As you pull up to the stoplight, the staccato rasp of the open exhaust mingles with blower whine as the fuel-injected mill settles into an easy lope. Even at idle, all 427 inches of blown Gen IV LSX transmit a continuous shock wave of automotive terror through the chassis, steering column, gearshift lever, and floorboard. The car is alive, a brutal extension of your inner beast. Even here in Las Vegas, there's nothing on the road that can remotely touch you, nevertheless, your palms sweat profusely as your hands exert a death grip on the wheel. This '68 Camaro isn't even moving, yet depending on what town you happen to be in, you'd probably be breaking at least a half dozen statutes just by sitting still. It's that good.

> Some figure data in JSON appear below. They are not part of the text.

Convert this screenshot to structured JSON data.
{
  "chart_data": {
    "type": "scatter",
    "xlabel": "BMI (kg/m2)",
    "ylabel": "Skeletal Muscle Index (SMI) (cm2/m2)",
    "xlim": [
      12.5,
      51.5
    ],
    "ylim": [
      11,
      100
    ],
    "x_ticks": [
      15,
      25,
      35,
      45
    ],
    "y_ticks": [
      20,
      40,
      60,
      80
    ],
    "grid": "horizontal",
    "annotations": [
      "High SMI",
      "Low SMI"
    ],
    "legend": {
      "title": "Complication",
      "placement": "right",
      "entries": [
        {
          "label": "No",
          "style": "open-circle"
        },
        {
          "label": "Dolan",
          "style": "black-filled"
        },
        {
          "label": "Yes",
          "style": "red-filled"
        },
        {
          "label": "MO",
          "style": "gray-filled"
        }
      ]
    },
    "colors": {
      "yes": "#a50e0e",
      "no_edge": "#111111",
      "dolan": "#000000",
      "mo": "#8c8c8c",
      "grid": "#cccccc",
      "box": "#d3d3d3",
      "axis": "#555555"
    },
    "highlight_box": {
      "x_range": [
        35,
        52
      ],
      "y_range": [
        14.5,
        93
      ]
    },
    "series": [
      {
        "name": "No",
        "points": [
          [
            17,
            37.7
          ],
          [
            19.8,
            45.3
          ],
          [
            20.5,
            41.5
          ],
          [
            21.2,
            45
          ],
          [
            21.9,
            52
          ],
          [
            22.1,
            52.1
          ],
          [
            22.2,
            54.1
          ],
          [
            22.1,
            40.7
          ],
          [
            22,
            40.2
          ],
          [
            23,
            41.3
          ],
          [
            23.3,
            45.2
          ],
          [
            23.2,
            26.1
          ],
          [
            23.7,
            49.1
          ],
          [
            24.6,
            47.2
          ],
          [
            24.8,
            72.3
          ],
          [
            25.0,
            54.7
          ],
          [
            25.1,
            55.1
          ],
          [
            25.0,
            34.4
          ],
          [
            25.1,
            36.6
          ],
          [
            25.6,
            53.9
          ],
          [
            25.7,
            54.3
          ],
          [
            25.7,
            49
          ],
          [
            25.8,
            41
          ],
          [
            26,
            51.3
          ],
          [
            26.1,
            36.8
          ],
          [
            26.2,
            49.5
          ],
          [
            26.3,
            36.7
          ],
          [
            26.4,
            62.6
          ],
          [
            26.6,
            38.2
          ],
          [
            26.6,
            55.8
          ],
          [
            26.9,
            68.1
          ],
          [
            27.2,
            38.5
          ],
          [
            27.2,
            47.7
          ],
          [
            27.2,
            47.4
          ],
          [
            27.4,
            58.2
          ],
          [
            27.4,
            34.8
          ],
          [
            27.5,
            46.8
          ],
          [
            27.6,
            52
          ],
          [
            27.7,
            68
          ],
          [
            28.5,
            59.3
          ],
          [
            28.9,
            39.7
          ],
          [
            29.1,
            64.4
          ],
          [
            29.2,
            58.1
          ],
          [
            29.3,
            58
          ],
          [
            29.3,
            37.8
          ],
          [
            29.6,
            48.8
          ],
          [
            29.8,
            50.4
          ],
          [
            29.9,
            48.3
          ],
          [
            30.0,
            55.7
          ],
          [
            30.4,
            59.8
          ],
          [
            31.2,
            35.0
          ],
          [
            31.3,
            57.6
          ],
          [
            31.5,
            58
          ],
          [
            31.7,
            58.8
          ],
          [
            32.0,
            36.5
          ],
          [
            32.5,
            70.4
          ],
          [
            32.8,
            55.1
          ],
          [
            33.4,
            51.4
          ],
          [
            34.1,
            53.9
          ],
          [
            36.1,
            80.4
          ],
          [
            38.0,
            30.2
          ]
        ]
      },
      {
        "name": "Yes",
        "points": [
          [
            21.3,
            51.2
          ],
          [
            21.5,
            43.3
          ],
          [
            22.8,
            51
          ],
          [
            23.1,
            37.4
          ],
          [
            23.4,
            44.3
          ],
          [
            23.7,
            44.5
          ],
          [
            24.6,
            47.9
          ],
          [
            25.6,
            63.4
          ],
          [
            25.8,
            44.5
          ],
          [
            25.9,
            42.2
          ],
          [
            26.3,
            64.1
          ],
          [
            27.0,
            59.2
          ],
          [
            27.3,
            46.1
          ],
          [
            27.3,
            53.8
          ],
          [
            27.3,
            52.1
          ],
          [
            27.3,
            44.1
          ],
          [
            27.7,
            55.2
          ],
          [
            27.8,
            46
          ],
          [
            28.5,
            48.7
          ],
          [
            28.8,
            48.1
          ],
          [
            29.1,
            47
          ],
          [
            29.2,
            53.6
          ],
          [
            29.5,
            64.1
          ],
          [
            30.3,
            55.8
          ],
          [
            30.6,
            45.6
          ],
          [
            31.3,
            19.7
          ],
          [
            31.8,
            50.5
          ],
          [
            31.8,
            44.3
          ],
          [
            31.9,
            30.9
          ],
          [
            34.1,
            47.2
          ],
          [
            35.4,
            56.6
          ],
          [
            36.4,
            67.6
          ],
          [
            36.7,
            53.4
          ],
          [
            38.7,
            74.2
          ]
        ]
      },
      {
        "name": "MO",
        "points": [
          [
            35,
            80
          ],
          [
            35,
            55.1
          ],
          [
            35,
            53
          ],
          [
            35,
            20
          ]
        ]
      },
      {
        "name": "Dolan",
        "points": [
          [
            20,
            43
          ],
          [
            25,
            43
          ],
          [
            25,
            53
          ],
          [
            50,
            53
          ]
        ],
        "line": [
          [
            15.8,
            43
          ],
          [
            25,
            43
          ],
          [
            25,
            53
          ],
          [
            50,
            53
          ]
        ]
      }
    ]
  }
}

At the red light, the other lanes start stacking up with traffic, drivers alternately telegraphing fear, disgust, admiration, and envy your way. The SEMA show has just finished, and a kid with a built Mitsubishi Evo blips the throttle, its wastegate chirping like a sparrow on methamphetamine. You crane your neck to peak around the throbbing mountain of blower poking through the hood, and get a glimpse of the light just as it turns green. Gingerly, you nurse the clutch out, its dual ceramic discs grabbing smartly. You know First gear is a lost cause-even with the sticky Nittos-so you don't even try. Light throttle, and a short shift to Second nets a small chirp, then you feed the beast. It's still useless, so you let off and short shift again to Third.

Out the corner of your eye, you spot the Mitsu, popping, whistling, and farting desperately to catch up. A little smile begins to form at the edges of your mouth as your right foot squeezes past the halfway mark. The banshee wail of the roots blower is now almost completely drowned by the scream issuing from the bright red glasspack side pipes. Suddenly, it's 1968 all over again, and you become one of the few brave pioneers to strap on a Saturn V rocket and ride the lightning into the Ionosphere-or so it feels. The speedo needle climbs precipitously, and just as it passes 80, the rear tires break loose again. If you had the presence of mind to check the rearview, you'd see a retreating Evo obscured by twin vapor trails of rubber, but instead, you crank in a touch of opposite lock to keep it straight. Two blocks away, a dog vomits.

Nearing 100, common sense takes over and you slow the red and black beast. This ain't your car-you've still got to spend the next six hours getting photos in the can. That'll be kind of hard if you're trying to make bail. The big Baer brakes confidently tug on the chassis, snugging your seatbelt in a reassuring manner. Negotiating the route back to the parking lot takes you through the neighborhood, so some restraint is in order. You flip the toggle switch below the ignition cylinder, and giant unseen hands muzzle the hounds of hell, redirecting the exhaust through a set of real mufflers and 3-inch over-axle pipes. Stealthy it ain't, but at least now it can pass for legal.